As students, things constantly get lost and forgotten bout in the abyss that is our fridges, leading to empty stomachs and hurt wallets. We decided to help fix that.
What it does
Our web app allows us to submit a photo of the inside of our fridge and return a list of the contents as well as possible recipes based on the ingredients available.
How we built it
The GUI is a React framework which uploads a file to our flask endpoint. The flask endpoint processes image using google vision and identifies elements in the picture. Thanks to web scraping using beautiful soup python library, we have recipes and the ingredients we contain in our database. We cross-check which ingredients are available and conclude on the possible recipes. The endpoint responds to the request from the front-end with all the ingredients and the URL for all possible recipe.
Challenges we ran into
- Linking our python endpoint to react web-app.

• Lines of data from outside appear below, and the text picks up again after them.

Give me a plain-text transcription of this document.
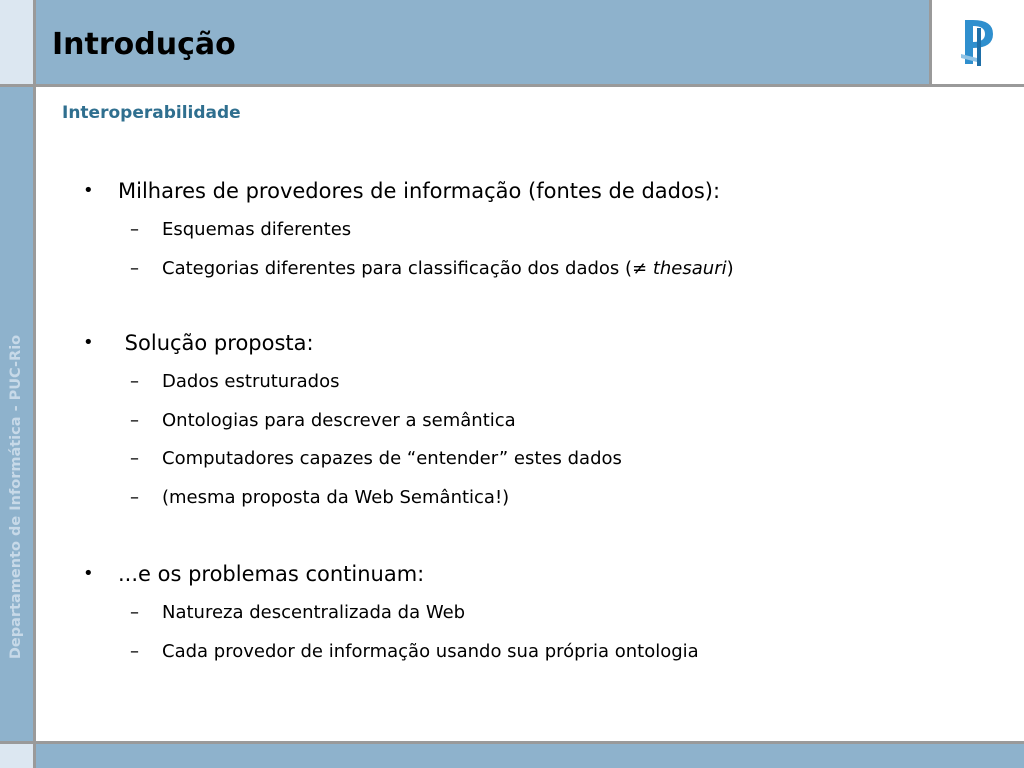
Introdução
Departamento de Informática - PUC-Rio
Interoperabilidade
• Milhares de provedores de informação (fontes de dados):
– Esquemas diferentes
– Categorias diferentes para classificação dos dados (≠ thesauri)
• Solução proposta:
– Dados estruturados
– Ontologias para descrever a semântica
– Computadores capazes de “entender” estes dados
– (mesma proposta da Web Semântica!)
• ...e os problemas continuam:
– Natureza descentralizada da Web
– Cada provedor de informação usando sua própria ontologia
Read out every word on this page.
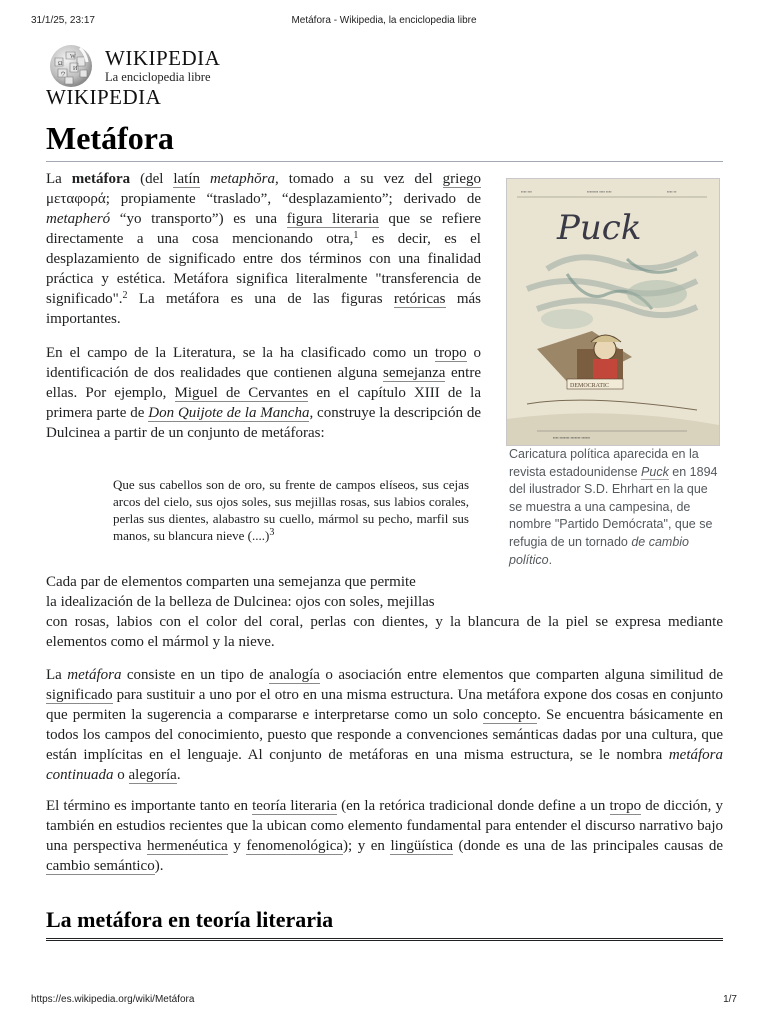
31/1/25, 23:17	Metáfora - Wikipedia, la enciclopedia libre
Ω
W
И
ウ
WIKIPEDIA
La enciclopedia libre
WIKIPEDIA
Metáfora

La metáfora (del latín metaphŏra, tomado a su vez del griego μεταφορά; propiamente “traslado”, “desplazamiento”; derivado de metapheró “yo transporto”) es una figura literaria que se refiere directamente a una cosa mencionando otra,$^1$ es decir, es el desplazamiento de significado entre dos términos con una finalidad práctica y estética. Metáfora significa literalmente "transferencia de significado".$^2$ La metáfora es una de las figuras retóricas más importantes.

En el campo de la Literatura, se la ha clasificado como un tropo o identificación de dos realidades que contienen alguna semejanza entre ellas. Por ejemplo, Miguel de Cervantes en el capítulo XIII de la primera parte de Don Quijote de la Mancha, construye la descripción de Dulcinea a partir de un conjunto de metáforas:

Que sus cabellos son de oro, su frente de campos elíseos, sus cejas arcos del cielo, sus ojos soles, sus mejillas rosas, sus labios corales, perlas sus dientes, alabastro su cuello, mármol su pecho, marfil sus manos, su blancura nieve (....)$^3$

Cada par de elementos comparten una semejanza que permite
la idealización de la belleza de Dulcinea: ojos con soles, mejillas

con rosas, labios con el color del coral, perlas con dientes, y la blancura de la piel se expresa mediante elementos como el mármol y la nieve.

La metáfora consiste en un tipo de analogía o asociación entre elementos que comparten alguna similitud de significado para sustituir a uno por el otro en una misma estructura. Una metáfora expone dos cosas en conjunto que permiten la sugerencia a compararse e interpretarse como un solo concepto. Se encuentra básicamente en todos los campos del conocimiento, puesto que responde a convenciones semánticas dadas por una cultura, que están implícitas en el lenguaje. Al conjunto de metáforas en una misma estructura, se le nombra metáfora continuada o alegoría.

El término es importante tanto en teoría literaria (en la retórica tradicional donde define a un tropo de dicción, y también en estudios recientes que la ubican como elemento fundamental para entender el discurso narrativo bajo una perspectiva hermenéutica y fenomenológica); y en lingüística (donde es una de las principales causas de cambio semántico).

▪▪▪▪ ▪▪▪	▪▪▪▪▪▪▪▪ ▪▪▪▪ ▪▪▪▪	▪▪▪▪ ▪▪
Puck
DEMOCRATIC
▪▪▪▪ ▪▪▪▪▪▪▪ ▪▪▪▪▪▪▪ ▪▪▪▪▪▪

Caricatura política aparecida en la revista estadounidense Puck en 1894 del ilustrador S.D. Ehrhart en la que se muestra a una campesina, de nombre "Partido Demócrata", que se refugia de un tornado de cambio político.

La metáfora en teoría literaria
https://es.wikipedia.org/wiki/Metáfora	1/7
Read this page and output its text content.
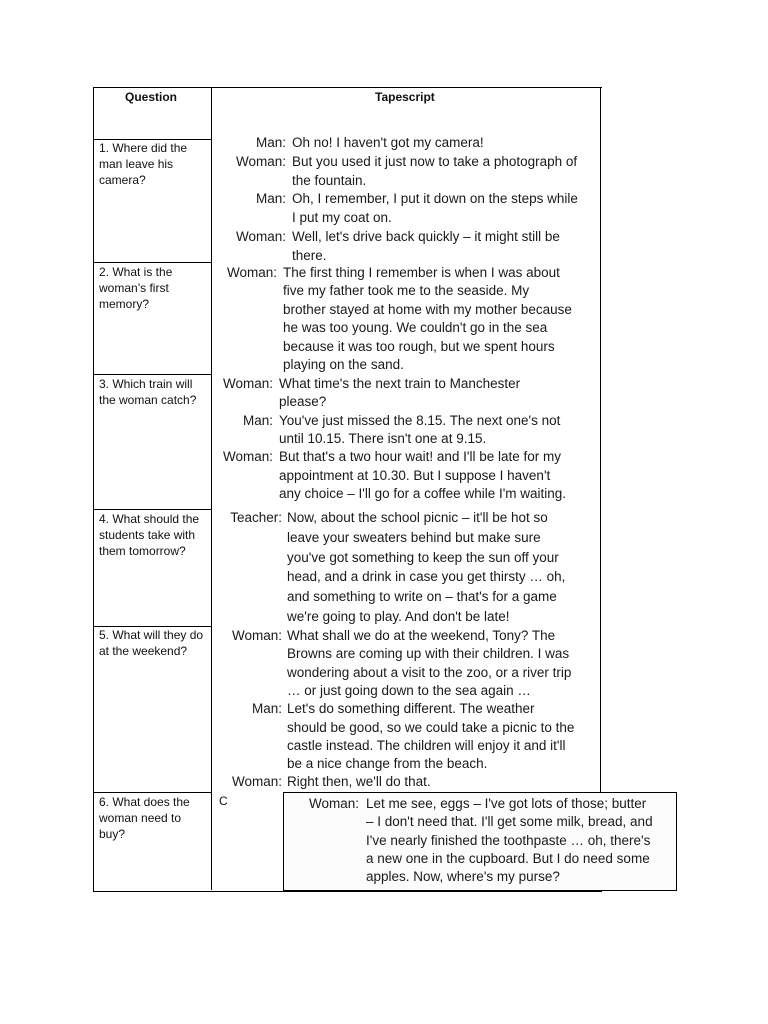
Question	Tapescript
1. Where did the man leave his camera?
2. What is the woman’s first memory?
3. Which train will the woman catch?
4. What should the students take with them tomorrow?
5. What will they do at the weekend?
6. What does the woman need to buy?
C
Man: Oh no! I haven't got my camera!
Woman: But you used it just now to take a photograph of
the fountain.
Man: Oh, I remember, I put it down on the steps while
I put my coat on.
Woman: Well, let's drive back quickly – it might still be
there.
Woman: The first thing I remember is when I was about
five my father took me to the seaside. My
brother stayed at home with my mother because
he was too young. We couldn't go in the sea
because it was too rough, but we spent hours
playing on the sand.
Woman: What time's the next train to Manchester
please?
Man: You've just missed the 8.15. The next one's not
until 10.15. There isn't one at 9.15.
Woman: But that's a two hour wait! and I'll be late for my
appointment at 10.30. But I suppose I haven't
any choice – I'll go for a coffee while I'm waiting.
Teacher: Now, about the school picnic – it'll be hot so
leave your sweaters behind but make sure
you've got something to keep the sun off your
head, and a drink in case you get thirsty … oh,
and something to write on – that's for a game
we're going to play. And don't be late!
Woman: What shall we do at the weekend, Tony? The
Browns are coming up with their children. I was
wondering about a visit to the zoo, or a river trip
… or just going down to the sea again …
Man: Let's do something different. The weather
should be good, so we could take a picnic to the
castle instead. The children will enjoy it and it'll
be a nice change from the beach.
Woman: Right then, we'll do that.
Woman: Let me see, eggs – I've got lots of those; butter
– I don't need that. I'll get some milk, bread, and
I've nearly finished the toothpaste … oh, there's
a new one in the cupboard. But I do need some
apples. Now, where's my purse?
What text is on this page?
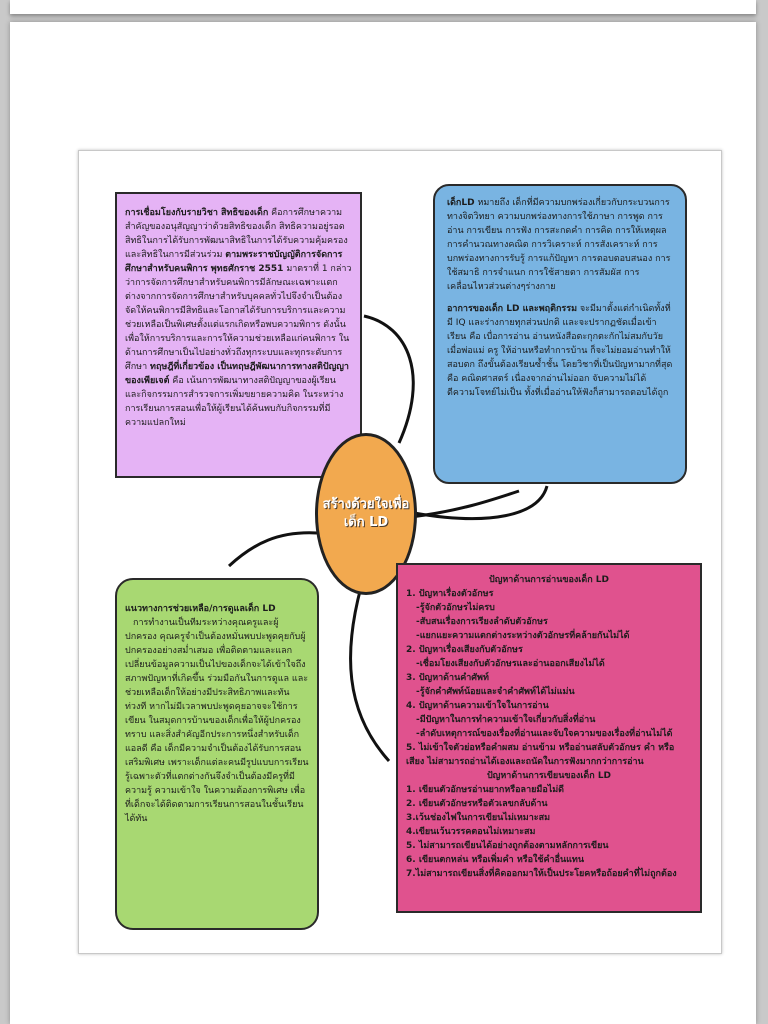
การเชื่อมโยงกับรายวิชา สิทธิของเด็ก คือการศึกษาความสำคัญของอนุสัญญาว่าด้วยสิทธิของเด็ก สิทธิความอยู่รอด สิทธิในการได้รับการพัฒนาสิทธิในการได้รับความคุ้มครอง และสิทธิในการมีส่วนร่วม ตามพระราชบัญญัติการจัดการศึกษาสำหรับคนพิการ พุทธศักราช 2551 มาตราที่ 1 กล่าวว่าการจัดการศึกษาสำหรับคนพิการมีลักษณะเฉพาะแตกต่างจากการจัดการศึกษาสำหรับบุคคลทั่วไปจึงจำเป็นต้องจัดให้คนพิการมีสิทธิและโอกาสได้รับการบริการและความช่วยเหลือเป็นพิเศษตั้งแต่แรกเกิดหรือพบความพิการ ดังนั้นเพื่อให้การบริการและการให้ความช่วยเหลือแก่คนพิการ ในด้านการศึกษาเป็นไปอย่างทั่วถึงทุกระบบและทุกระดับการศึกษา ทฤษฎีที่เกี่ยวข้อง เป็นทฤษฎีพัฒนาการทางสติปัญญาของเพียเจต์ คือ เน้นการพัฒนาทางสติปัญญาของผู้เรียนและกิจกรรมการสำรวจการเพิ่มขยายความคิด ในระหว่างการเรียนการสอนเพื่อให้ผู้เรียนได้ค้นพบกับกิจกรรมที่มีความแปลกใหม่

เด็กLD หมายถึง เด็กที่มีความบกพร่องเกี่ยวกับกระบวนการทางจิตวิทยา ความบกพร่องทางการใช้ภาษา การพูด การอ่าน การเขียน การฟัง การสะกดคำ การคิด การให้เหตุผล การคำนวณทางคณิต การวิเคราะห์ การสังเคราะห์ การบกพร่องทางการรับรู้ การแก้ปัญหา การตอบตอบสนอง การใช้สมาธิ การจำแนก การใช้สายตา การสัมผัส การเคลื่อนไหวส่วนต่างๆร่างกาย

อาการของเด็ก LD และพฤติกรรม จะมีมาตั้งแต่กำเนิดทั้งที่มี IQ และร่างกายทุกส่วนปกติ และจะปรากฏชัดเมื่อเข้าเรียน คือ เบื่อการอ่าน อ่านหนังสือตะกุกตะกักไม่สมกับวัย เมื่อพ่อแม่ ครู ให้อ่านหรือทำการบ้าน ก็จะไม่ยอมอ่านทำให้สอบตก ถึงขั้นต้องเรียนซ้ำชั้น โดยวิชาที่เป็นปัญหามากที่สุด คือ คณิตศาสตร์ เนื่องจากอ่านไม่ออก จับความไม่ได้ ตีความโจทย์ไม่เป็น ทั้งที่เมื่ออ่านให้ฟังก็สามารถตอบได้ถูก

สร้างด้วยใจเพื่อ
เด็ก LD

แนวทางการช่วยเหลือ/การดูแลเด็ก LD

การทำงานเป็นทีมระหว่างคุณครูและผู้ปกครอง คุณครูจำเป็นต้องหมั่นพบปะพูดคุยกับผู้ปกครองอย่างสม่ำเสมอ เพื่อติดตามและแลกเปลี่ยนข้อมูลความเป็นไปของเด็กจะได้เข้าใจถึงสภาพปัญหาที่เกิดขึ้น ร่วมมือกันในการดูแล และช่วยเหลือเด็กให้อย่างมีประสิทธิภาพและทันท่วงที หากไม่มีเวลาพบปะพูดคุยอาจจะใช้การเขียน ในสมุดการบ้านของเด็กเพื่อให้ผู้ปกครองทราบ และสิ่งสำคัญอีกประการหนึ่งสำหรับเด็กแอลดี คือ เด็กมีความจำเป็นต้องได้รับการสอนเสริมพิเศษ เพราะเด็กแต่ละคนมีรูปแบบการเรียนรู้เฉพาะตัวที่แตกต่างกันจึงจำเป็นต้องมีครูที่มีความรู้ ความเข้าใจ ในความต้องการพิเศษ เพื่อที่เด็กจะได้ติดตามการเรียนการสอนในชั้นเรียนได้ทัน

ปัญหาด้านการอ่านของเด็ก LD

1. ปัญหาเรื่องตัวอักษร

-รู้จักตัวอักษรไม่ครบ

-สับสนเรื่องการเรียงลำดับตัวอักษร

-แยกแยะความแตกต่างระหว่างตัวอักษรที่คล้ายกันไม่ได้

2. ปัญหาเรื่องเสียงกับตัวอักษร

-เชื่อมโยงเสียงกับตัวอักษรและอ่านออกเสียงไม่ได้

3. ปัญหาด้านคำศัพท์

-รู้จักคำศัพท์น้อยและจำคำศัพท์ได้ไม่แม่น

4. ปัญหาด้านความเข้าใจในการอ่าน

-มีปัญหาในการทำความเข้าใจเกี่ยวกับสิ่งที่อ่าน

-ลำดับเหตุการณ์ของเรื่องที่อ่านและจับใจความของเรื่องที่อ่านไม่ได้

5. ไม่เข้าใจตัวย่อหรือคำผสม อ่านข้าม หรืออ่านสลับตัวอักษร คำ หรือเสียง ไม่สามารถอ่านได้เองและถนัดในการฟังมากกว่าการอ่าน

ปัญหาด้านการเขียนของเด็ก LD

1. เขียนตัวอักษรอ่านยากหรือลายมือไม่ดี

2. เขียนตัวอักษรหรือตัวเลขกลับด้าน

3.เว้นช่องไฟในการเขียนไม่เหมาะสม

4.เขียนเว้นวรรคตอนไม่เหมาะสม

5. ไม่สามารถเขียนได้อย่างถูกต้องตามหลักการเขียน

6. เขียนตกหล่น หรือเพิ่มคำ หรือใช้คำอื่นแทน

7.ไม่สามารถเขียนสิ่งที่คิดออกมาให้เป็นประโยคหรือถ้อยคำที่ไม่ถูกต้อง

- Having too many elements in a photo causes google vision to return generic tags such as 'food'.
- Uploading a file from the web-app to our endpoint.
Accomplishments that we're proud of
An interesting combination of different technologies in our stack particularly the use of GCP for AI.
What we learned
We learned how to use GCP, the difficulties of
What's next for fridgenator
To get more accurate readings on ingredients' available, we might need to do recursive "scan" of the image. It would also be worth exploring quantities available per ingredient. We would also try to remove duplicates, maybe add ratings for the food recipes to know which would be better to do.